12 semaines et un jour
- twistedvains
- Aug 6
- 3 min read
4h44 – réveil en sursaut. Tu m’annonces une heure de retard. Dieu commence sa journée tôt. Ton vol a un retard que la raison ignore. Un coup de karma ?
J’étais en train de rêver d’un aéroport et de toi. Tu n’étais pas encore près et je n’étais pas encore prête. L’endormie en moi veut venir te soulever et t’emmener ici instantanément. Mais ne serait-ce pas plutôt à toi de le faire ?
Je te veux en forme – tu ne le sais pas encore mais j’ai prévu un trajet avec 5 étapes sur une soixantaine de kilomètres aujourd’hui et c’est toi qui conduiras. Meubler l’espace, les silences, et profiter de faire les choses que je n’ai pas faites depuis 5 jours.
Je vérifie les airs et ton accélération régulièrement.
Tu arrives enfin, nous t’apercevons depuis le balcon. Tes épaules tendues n’empêchent pas un grand geste de la main et un sourire franc. Ma grand-mère frétille d’inconfort et d’anticipation de te voir. Ton corps n’est ni enlacé, ni embrassé, ni accueilli à tours de bras. Malgré toute la tristesse, ma grand-mère est incapable de ne pas te proposer un café grec, se souvient bien sûr de comment tu le bois. Le café arrive sur un plateau avec une corbeille de fruits tout juste achetés au marché et fraîchement coupés. Tu sais que cette fois, tu n’auras pas d’excuse pour ne pas finir.
Tu m’avais habituée aux monologues et aux préparatifs solennels. Aujourd’hui, sous le premier choc, tu gèles. Devant les quelques mots de ma grand-mère, tu te recroquevilles et pleures à chaudes larmes. Nous sommes décontenancées et déçues que tu ne sois pas arrivé prêt à nous tenir tête et à nous réconforter.
Sous mon impulsion, tu déambules Athènes. Sous ma curiosité, je lance des questions et des pistes. Les rôles sont inversés et je retrouve une peau que je n’aimais pas. Je tente d’invoquer l’énergie des autres fois, me tenir dans l’écoute. Je te supplie de reprendre les rennes.
La voiture contient nos échanges, bien que certains volent en éclats hors des fenêtres baissées. Nos opinions s’entrecoupent, s’écorchent et se jettent à la figure des assiettes cassées par frustration et non par sens de la fête.
Nous parvenons enfin à Corinthe. Tes soupirs sont grandissants à mesure que l’on approche de l’appartement que tu connais bien. Horloge cassée, il abrite notre dernier été. Naturellement, il n’attendait que nous pour reprendre vie et reloger nos habitudes. J’y retrouve des sandales que j’avais soigné de laisser là pour alléger nos prochains voyages. Tu pleures dans la forêt d’eucalyptus et souffles fort. Tu sens que c’est la dernière fois.
La plage nous accueille avec une mer grande et calme comme une accolade nostalgique. Le ciel est multicolore. Il est 20h. Empressés de se guérir au sel, on accoure. Ma myopie ne freine pas mes pas mais mes pieds frissonnent au contact vasqueux inconnu. Je m’accroupie et constate des milliers et des milliards de baveuses qui perlent le bord, d’aucunes déjà revêtant des pierres sèches et d’autres, contribuant au clapotis de l’écume. Mortes par milliers. Un autre signe.
Nous restons là, accroupis, à contempler l’eau, le ciel, et la plage entièrement vide. Je cherche dans les cailloux un ange minéral à t’offrir.

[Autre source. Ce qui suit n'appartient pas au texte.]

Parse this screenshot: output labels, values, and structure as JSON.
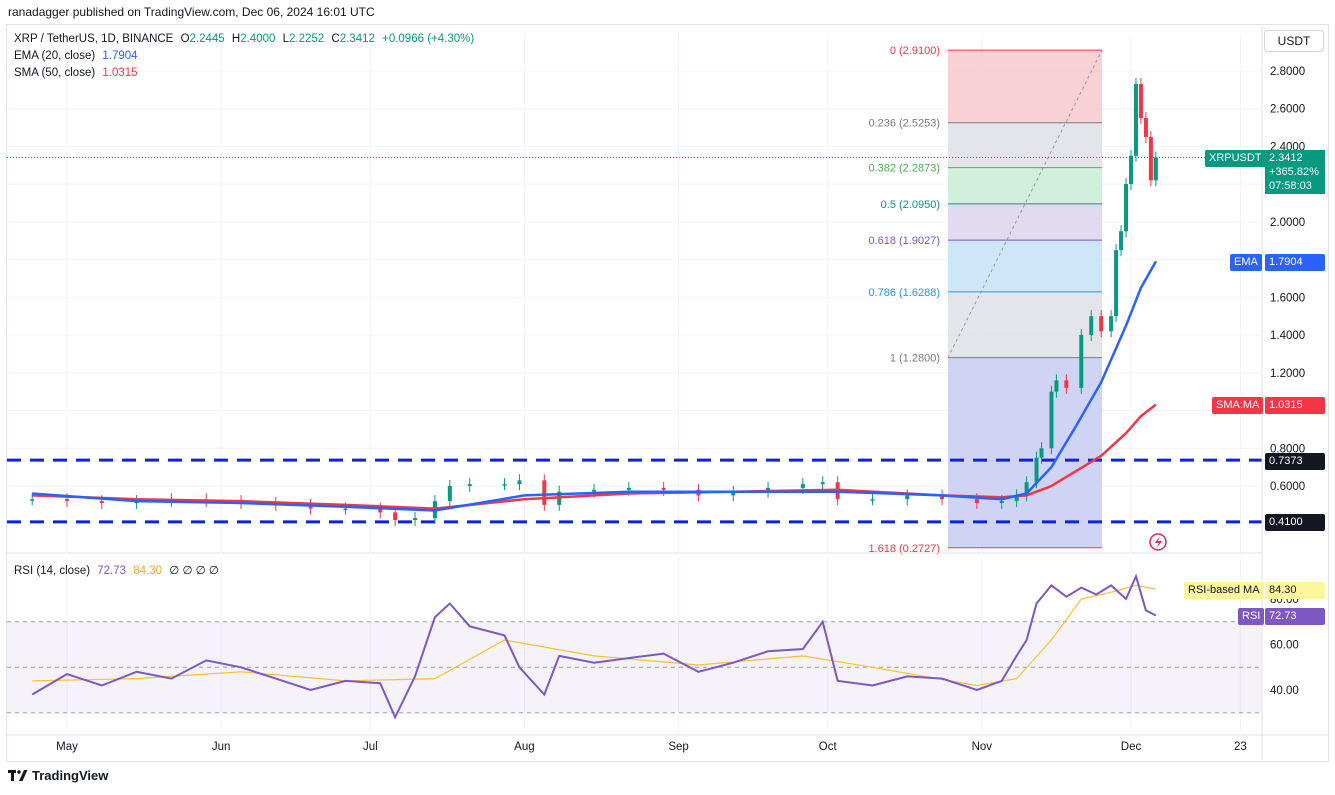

Nous nous préparons à dîner et ton verdict est strict : impossible d’abuser de l’hospitalité familiale pour passer la nuit dans l’appartement – les circonstances ont changé et avec elles nos habitudes se sont asséchées. Tu veux dîner, puis rentrer à Athènes, où tu t'es réservé un AirBnb. Le frigo aura tourné à peine une cinquantaine de minutes. C’est peut-être ton premier retournement de veste que j’admire secrètement.